Empty Bowls - 2011
Oregon Potters Association coordinates an annual fund-raiser at the Safeway Waterfront Blues Festival to benefit Oregon Food Bank. OPA collects hundreds of pottery donations of all types, sizes and shapes throughout the year. OPA members then sell the donated pottery—often at bargain prices—at the Empty Bowls booth, near the main gate, at the Waterfront Blues Festival.
This years event is July 2nd – 4th at Portland’s Waterfront Park.
Over the past decade, OPA’s Empty Bowls event has raised more than $220,000 to help fight hunger in Oregon and Clark County, Wash.
The planning for this event began late last fall with a phenomenal Collaboration project held at Georgie’s last December . Over 400 pieces were collaboratively made to be sold at the Empty Bowls Event. From this event, we already raised $508 for the Oregon Food Bank and were able to deliver that check in person at the last General Meeting. We are grateful to all of the OPA members who came to throw, trim, and glaze the pots. Big thanks goes to the Georgie’s staff for providing the facilities to throw, trim, glaze and fire the pottery as well as a donation of 500 lbs of clay for the event.
Many local schools have been busy making bowls for the Empty Bowls project. Pat Brame from St. Helens High School was at it again with his students who have been busy making bowls for their senior projects and various throw-a-thons. Margaret Synan-Russel and Andrea Roselle at the Oregon Episcopal School worked with 8 classes of 18 students to make bowls as part of OES's Community service day as a memorial to those lost during the Mount Hood Climb. Mark Warners students from Parkrose Highschool made and donated over 200 bowls for the event. Greg Johnson, a new ceramics instructor at Tigard High School organized a local Empty Bowls event and will be donating the left over bowls to the OPA event. Gay Lyon with PCC’s SE Center has donated several boxes of pots left over from their newly established ceramics program. Pat, Gay and Andrea will also be doing volunteer shifts during the upcoming event. I know there are several others in our community that are doing similar things to help us accumulate the pottery needed to put on the event and raise money for the hungry in our community.
All proceeds from Empty Bowls benefit Oregon Food Bank and its work to eliminate hunger and its root causes … because no one should be hungry.
The empty bowl symbolizes hunger and poverty faced by people throughout the world. A group of Michigan potters created Empty Bowls in 1991. The program is now a fund-raising project in nearly all 50 states.

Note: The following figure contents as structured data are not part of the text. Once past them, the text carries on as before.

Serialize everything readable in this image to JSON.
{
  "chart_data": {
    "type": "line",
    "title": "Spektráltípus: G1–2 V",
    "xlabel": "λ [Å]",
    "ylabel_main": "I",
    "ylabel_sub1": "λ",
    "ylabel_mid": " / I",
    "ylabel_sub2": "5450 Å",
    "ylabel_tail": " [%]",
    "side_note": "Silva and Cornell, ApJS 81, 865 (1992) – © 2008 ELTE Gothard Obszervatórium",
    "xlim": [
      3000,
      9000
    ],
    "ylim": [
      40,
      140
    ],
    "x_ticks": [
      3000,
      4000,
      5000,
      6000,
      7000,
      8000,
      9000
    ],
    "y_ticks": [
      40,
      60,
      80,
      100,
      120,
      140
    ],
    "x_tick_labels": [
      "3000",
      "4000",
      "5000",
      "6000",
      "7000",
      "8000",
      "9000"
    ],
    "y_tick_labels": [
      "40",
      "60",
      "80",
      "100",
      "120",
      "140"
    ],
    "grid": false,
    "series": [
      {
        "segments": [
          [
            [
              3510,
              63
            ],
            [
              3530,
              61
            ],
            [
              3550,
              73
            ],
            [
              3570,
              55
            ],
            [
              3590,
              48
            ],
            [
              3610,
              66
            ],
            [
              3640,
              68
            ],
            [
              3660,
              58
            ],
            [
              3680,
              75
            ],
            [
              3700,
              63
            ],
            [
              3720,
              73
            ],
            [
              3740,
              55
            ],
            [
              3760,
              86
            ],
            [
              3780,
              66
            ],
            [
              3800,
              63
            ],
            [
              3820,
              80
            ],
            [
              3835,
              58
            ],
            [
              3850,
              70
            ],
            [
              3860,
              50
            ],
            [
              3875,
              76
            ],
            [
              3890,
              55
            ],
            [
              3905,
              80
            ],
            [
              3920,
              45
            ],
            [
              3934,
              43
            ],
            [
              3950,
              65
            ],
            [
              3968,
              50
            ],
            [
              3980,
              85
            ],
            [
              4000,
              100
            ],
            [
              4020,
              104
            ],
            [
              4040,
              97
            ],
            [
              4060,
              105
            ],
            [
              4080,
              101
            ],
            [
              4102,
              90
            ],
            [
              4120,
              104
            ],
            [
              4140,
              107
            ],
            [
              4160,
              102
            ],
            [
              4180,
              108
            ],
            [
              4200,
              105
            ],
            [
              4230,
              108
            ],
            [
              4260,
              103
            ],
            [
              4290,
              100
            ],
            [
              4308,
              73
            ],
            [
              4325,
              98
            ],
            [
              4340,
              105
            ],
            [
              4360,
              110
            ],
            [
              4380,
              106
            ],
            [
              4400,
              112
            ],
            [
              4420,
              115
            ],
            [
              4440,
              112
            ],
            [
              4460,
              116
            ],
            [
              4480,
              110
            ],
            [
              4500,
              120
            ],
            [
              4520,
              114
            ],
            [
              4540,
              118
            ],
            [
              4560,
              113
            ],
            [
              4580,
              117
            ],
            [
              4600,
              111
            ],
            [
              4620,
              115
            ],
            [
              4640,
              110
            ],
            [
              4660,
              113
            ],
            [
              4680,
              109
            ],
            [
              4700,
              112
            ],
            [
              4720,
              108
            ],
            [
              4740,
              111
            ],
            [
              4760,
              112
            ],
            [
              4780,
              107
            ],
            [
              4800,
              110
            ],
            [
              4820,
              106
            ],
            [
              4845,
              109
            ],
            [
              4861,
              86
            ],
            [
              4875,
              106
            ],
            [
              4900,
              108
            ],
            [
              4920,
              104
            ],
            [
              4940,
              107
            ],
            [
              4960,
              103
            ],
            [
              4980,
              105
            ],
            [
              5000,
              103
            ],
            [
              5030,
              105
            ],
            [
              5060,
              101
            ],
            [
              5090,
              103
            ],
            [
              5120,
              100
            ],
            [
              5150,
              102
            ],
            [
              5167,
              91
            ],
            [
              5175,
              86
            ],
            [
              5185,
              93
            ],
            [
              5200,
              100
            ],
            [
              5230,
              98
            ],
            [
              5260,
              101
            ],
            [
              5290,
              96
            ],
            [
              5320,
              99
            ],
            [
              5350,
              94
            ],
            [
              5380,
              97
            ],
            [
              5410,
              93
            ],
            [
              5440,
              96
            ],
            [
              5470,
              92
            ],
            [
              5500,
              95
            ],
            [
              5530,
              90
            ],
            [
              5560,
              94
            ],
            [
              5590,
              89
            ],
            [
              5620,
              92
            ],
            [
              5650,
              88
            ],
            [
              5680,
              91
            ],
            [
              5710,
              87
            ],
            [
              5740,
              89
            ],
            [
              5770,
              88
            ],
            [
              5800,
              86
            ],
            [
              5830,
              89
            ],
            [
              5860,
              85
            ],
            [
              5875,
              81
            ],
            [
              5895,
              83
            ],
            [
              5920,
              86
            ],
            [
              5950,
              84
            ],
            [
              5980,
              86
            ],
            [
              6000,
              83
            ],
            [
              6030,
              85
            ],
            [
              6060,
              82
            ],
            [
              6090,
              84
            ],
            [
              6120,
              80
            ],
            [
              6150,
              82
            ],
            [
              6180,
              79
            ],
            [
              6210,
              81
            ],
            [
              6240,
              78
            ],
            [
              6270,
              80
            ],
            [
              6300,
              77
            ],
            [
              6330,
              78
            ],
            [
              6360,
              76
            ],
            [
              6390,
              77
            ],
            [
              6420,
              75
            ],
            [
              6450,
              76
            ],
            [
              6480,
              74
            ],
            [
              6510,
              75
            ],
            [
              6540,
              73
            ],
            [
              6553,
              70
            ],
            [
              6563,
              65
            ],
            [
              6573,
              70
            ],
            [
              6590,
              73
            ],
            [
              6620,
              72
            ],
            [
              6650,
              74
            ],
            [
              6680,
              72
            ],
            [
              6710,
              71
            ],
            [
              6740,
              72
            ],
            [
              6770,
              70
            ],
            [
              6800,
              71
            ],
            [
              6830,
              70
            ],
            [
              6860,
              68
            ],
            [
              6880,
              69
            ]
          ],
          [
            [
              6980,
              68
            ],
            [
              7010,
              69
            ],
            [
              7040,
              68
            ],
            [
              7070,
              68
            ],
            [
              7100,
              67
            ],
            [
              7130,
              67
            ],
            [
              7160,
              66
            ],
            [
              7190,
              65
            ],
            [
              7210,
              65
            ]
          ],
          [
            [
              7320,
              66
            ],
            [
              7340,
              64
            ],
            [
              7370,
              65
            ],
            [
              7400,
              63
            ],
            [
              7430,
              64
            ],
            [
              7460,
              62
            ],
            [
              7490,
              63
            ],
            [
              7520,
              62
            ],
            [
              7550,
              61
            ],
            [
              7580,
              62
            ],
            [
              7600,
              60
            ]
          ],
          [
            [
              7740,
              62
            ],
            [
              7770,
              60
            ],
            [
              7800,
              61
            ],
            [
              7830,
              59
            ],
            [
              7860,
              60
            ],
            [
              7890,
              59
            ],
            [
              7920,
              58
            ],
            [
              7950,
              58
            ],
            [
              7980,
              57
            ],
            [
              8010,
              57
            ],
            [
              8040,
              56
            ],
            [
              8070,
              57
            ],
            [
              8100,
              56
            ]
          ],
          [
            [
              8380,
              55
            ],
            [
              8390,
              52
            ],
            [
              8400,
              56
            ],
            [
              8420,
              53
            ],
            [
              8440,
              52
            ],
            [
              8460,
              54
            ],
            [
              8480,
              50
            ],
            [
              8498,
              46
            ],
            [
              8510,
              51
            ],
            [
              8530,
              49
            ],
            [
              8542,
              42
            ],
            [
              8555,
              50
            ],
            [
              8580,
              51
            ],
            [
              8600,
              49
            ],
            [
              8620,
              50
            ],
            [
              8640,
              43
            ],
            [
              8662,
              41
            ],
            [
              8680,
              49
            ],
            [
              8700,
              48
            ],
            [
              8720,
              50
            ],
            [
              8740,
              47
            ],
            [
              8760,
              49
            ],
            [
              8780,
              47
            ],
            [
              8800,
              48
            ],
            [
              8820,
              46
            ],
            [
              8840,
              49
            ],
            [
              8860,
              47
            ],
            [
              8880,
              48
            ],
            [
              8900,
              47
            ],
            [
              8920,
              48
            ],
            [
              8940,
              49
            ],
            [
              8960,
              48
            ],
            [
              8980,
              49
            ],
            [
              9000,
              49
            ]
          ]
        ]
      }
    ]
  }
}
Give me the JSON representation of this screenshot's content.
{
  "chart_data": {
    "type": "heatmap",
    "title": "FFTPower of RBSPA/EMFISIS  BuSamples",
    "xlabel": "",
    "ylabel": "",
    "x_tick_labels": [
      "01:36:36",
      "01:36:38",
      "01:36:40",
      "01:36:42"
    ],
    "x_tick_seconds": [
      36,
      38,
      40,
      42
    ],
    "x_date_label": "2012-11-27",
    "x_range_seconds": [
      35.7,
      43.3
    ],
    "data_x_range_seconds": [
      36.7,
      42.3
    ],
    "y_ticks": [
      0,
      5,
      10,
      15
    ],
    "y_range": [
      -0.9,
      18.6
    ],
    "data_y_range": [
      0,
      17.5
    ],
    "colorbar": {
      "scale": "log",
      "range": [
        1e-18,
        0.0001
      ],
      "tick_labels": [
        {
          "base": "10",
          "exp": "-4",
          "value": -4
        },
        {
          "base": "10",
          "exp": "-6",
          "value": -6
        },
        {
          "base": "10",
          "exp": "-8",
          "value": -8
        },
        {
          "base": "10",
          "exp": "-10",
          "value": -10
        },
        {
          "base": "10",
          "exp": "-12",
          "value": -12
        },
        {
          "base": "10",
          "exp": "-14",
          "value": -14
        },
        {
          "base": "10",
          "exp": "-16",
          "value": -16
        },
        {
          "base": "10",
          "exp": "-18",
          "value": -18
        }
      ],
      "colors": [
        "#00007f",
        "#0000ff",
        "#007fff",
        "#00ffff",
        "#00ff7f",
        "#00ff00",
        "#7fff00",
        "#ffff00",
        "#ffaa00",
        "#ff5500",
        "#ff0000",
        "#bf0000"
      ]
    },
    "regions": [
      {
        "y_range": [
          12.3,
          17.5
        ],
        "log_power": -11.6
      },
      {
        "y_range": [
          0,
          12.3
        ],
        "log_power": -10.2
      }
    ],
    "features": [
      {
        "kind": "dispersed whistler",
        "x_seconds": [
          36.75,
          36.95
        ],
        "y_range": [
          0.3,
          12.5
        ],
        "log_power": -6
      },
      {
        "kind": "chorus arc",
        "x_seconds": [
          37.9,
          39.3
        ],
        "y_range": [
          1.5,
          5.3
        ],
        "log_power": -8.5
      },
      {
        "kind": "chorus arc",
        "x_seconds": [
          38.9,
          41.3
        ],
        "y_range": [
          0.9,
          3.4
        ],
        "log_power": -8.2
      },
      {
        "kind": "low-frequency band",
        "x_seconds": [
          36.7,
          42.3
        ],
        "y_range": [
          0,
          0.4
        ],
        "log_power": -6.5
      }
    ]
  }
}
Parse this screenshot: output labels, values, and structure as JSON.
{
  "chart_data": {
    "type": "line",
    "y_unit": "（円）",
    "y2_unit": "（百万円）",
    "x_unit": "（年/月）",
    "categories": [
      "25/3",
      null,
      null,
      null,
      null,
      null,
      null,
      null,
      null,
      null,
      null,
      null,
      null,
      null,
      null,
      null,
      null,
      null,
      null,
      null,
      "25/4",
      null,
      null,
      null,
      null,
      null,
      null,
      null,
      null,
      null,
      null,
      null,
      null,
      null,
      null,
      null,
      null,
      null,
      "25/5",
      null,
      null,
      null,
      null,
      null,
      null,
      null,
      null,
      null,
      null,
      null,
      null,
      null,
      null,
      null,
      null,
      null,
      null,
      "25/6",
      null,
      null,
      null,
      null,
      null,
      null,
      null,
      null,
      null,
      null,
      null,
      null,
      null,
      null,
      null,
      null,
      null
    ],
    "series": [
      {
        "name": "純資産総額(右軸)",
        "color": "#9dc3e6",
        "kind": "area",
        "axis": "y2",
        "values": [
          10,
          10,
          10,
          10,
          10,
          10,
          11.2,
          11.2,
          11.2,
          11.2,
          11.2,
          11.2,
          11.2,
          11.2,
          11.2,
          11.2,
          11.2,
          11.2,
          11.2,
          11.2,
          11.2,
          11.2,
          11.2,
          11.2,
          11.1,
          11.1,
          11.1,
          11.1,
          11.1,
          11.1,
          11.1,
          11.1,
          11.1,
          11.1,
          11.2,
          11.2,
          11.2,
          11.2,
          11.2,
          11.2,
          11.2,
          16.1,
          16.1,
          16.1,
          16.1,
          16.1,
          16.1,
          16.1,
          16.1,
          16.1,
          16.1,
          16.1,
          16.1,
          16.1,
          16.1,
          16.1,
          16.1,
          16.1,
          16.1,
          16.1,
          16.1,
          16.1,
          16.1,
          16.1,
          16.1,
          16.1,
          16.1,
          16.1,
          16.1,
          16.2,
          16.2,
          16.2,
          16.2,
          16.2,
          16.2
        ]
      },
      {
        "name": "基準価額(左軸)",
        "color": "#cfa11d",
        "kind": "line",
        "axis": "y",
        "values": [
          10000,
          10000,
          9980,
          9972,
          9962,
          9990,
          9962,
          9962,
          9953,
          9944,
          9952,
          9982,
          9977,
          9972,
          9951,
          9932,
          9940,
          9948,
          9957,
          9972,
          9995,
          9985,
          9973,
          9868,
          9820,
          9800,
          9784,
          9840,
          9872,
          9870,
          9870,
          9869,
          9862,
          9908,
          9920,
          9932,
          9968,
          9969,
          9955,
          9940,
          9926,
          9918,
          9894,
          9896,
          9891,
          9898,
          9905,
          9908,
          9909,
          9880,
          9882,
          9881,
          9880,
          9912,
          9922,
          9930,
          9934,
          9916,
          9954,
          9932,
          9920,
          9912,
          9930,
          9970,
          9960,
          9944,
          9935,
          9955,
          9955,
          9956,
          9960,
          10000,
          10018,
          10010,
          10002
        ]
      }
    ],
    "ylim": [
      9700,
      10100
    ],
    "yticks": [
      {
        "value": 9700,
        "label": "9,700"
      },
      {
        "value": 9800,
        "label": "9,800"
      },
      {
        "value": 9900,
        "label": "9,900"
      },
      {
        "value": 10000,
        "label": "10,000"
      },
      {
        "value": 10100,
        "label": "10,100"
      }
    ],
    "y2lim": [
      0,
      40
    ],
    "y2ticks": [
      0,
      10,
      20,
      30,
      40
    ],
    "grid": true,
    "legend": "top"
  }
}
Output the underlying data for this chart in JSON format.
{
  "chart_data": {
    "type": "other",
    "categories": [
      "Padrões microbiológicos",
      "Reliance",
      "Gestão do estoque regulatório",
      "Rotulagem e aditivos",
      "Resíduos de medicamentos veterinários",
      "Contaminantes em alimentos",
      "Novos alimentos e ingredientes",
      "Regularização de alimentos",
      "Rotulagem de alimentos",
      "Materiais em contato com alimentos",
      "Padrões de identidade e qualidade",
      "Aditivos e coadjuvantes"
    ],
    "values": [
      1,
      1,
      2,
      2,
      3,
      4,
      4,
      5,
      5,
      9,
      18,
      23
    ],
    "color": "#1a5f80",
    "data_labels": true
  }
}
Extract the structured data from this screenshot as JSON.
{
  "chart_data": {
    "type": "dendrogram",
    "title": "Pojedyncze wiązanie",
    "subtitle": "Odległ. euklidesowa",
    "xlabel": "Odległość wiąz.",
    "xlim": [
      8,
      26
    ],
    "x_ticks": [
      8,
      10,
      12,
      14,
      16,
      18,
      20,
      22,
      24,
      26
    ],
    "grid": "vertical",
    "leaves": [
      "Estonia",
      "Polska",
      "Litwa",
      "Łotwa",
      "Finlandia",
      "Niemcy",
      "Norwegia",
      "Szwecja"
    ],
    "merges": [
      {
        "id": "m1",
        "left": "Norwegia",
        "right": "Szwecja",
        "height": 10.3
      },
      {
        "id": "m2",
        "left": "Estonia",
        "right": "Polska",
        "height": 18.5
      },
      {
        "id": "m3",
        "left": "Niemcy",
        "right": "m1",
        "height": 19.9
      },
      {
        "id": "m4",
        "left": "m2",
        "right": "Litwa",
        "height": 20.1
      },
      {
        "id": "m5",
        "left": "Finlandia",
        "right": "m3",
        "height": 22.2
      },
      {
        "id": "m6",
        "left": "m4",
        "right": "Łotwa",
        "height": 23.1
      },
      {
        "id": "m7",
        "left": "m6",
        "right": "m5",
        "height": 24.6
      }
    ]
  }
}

Distribution of Emergency Food throughout Oregon and Clark County, Wash., has reached record levels, according to Oregon Food Bank. In an average month, more than 210,000 people rely on food from emergency food boxes to stave off hunger in Oregon and Clark County, Wash. Of those, 36 percent are children.
Oregon Food Bank is a nonprofit, charitable organization. It is the hub of a the Oregon Food Bank Network, a statewide network of 20 regional food banks and 915 hunger-relief agencies serving Oregon and Clark County, Wash.